Человека держали не меньше месяца в состоянии неподвижности (вообразите, что вам надо пролежать, не поворачиваясь, хотя бы сутки!), и при этом считалось, что больного пугать страшным словом «инфаркт» ни в коем случае нельзя - и вот попробуйте удерживайте его в таком невыносимом положении столько времени, когда он даже не осознает тяжести заболевания. Но моя больная не осознавать не могла: все было написано на лице сына, любая ее паника, страх, мучения сполна отражались на мне и во мне. Если кто-то со стороны видел двух сынов у постели больной во время приступа болезни: панику на лице одного и туповато-спокойное пережидание на лице другого, мог бы решить, что вот этот любит-переживает, а этот «как чурбан».
Я злился на брата, но он-то со своим лицом, профессионально «докторским», действовал успокаивающе на больную, что только и нужно было, я же, собирая и отражая на своем страдания и тревогу больной, только вредил ей.
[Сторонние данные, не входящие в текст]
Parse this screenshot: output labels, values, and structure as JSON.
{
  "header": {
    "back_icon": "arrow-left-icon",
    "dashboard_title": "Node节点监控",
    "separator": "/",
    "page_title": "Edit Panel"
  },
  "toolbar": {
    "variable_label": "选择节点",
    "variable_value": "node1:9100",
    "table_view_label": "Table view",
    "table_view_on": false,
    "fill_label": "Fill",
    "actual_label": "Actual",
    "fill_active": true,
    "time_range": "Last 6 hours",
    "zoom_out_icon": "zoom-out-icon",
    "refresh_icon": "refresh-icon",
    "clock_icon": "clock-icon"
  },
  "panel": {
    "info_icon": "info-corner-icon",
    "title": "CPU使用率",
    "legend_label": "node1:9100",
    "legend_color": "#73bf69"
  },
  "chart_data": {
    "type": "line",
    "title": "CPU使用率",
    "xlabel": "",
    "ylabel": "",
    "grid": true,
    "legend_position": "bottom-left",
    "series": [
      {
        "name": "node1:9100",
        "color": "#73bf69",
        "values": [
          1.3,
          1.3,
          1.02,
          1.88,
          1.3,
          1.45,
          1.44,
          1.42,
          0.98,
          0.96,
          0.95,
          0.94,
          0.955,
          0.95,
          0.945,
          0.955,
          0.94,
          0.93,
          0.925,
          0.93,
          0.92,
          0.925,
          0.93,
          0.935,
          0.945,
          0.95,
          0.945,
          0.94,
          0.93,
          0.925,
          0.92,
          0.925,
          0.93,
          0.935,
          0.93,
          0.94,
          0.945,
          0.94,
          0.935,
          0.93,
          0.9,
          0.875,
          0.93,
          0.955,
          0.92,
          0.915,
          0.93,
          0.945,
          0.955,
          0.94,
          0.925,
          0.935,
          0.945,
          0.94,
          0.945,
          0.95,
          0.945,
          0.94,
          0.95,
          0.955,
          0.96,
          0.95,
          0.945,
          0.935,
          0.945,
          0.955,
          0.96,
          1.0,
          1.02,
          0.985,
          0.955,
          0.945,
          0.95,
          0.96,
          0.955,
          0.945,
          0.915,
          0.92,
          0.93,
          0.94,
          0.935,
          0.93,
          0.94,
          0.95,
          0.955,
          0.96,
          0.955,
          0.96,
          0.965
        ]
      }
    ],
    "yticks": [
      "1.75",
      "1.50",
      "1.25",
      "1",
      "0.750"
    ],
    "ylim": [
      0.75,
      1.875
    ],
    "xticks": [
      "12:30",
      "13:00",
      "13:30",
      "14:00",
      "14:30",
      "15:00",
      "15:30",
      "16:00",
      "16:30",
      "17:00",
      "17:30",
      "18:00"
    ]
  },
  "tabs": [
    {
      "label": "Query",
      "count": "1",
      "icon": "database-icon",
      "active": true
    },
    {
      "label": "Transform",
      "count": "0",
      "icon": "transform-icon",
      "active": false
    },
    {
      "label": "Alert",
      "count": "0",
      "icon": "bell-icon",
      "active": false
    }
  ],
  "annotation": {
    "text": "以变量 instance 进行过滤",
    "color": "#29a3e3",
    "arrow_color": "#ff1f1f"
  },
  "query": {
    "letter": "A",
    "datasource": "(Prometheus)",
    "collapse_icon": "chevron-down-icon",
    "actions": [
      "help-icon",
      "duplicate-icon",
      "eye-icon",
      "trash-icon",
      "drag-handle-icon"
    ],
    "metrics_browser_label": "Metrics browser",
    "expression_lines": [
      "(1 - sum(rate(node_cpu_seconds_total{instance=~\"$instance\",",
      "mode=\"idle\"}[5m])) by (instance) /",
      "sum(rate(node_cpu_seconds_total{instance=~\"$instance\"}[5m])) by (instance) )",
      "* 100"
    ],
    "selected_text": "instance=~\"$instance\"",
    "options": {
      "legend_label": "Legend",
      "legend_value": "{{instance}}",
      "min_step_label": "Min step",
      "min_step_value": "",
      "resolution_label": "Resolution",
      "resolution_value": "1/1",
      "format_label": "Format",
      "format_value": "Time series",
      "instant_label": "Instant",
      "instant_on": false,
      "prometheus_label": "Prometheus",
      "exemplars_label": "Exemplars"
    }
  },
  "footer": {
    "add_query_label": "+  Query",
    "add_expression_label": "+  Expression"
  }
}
И пролежали мы (именно «мы»), мучась от приступов, аж два месяца. Мама выходила из болезни, а я погружался в безнадежную (сколько лет потом не мог избавиться) бессонницу, совершенно разладившую мою и ночную, и дневную жизнь.
Но ничуть не лучше и не умнее вели себя мы, когда настигла нас беда неизживаемая - у мамы обнаружился рак легких. Она пролежала больше месяца дома, потом, на этот раз уже поняв, что «для этого и существуют больницы» (слова брата), я согласился, и ее забрали в больницу «сануправления».
22 мая 1979 года ранним прохладно-солнечным утром я возвращался из больницы домой по просыпающимся улицам Минска, а в морге осталась моя мама. Белая-белая простыня, а под нею то, что случилось - с нею, с нами. Странно, что под той простыней как бы никого не было - так плоско она лежала.
А уж похороны, поминки - это было подтверждение ее жизни. Несли ее племянники (всех почти она так или иначе направляла в жизнь), партизаны наши. А возле «подпольной» аптеки вдруг сбежались все партизаны (их было человек 15) к гробу и подняли гроб ее на вытянутых руках. А кто им сказал, подсказал, потом не могли вспомнить.
«Огненные деревни»
Предисловие
Белорусских деревень, где каратели убивали людей, - 4885. По далеко не полным подсчетам более 300 000 тысяч мирных жителей было сожжено живьем, убито, замучено в тех деревнях. Полностью, со всеми жителями, уничтожено 627 деревень. Осуществлялся «Генеральный план “Ост”». «Если у меня спросят, - вещал фюрер, - что я подразумеваю, говоря об уничтожении населения, я отвечу, что имею в виду уничтожение целых расовых единиц».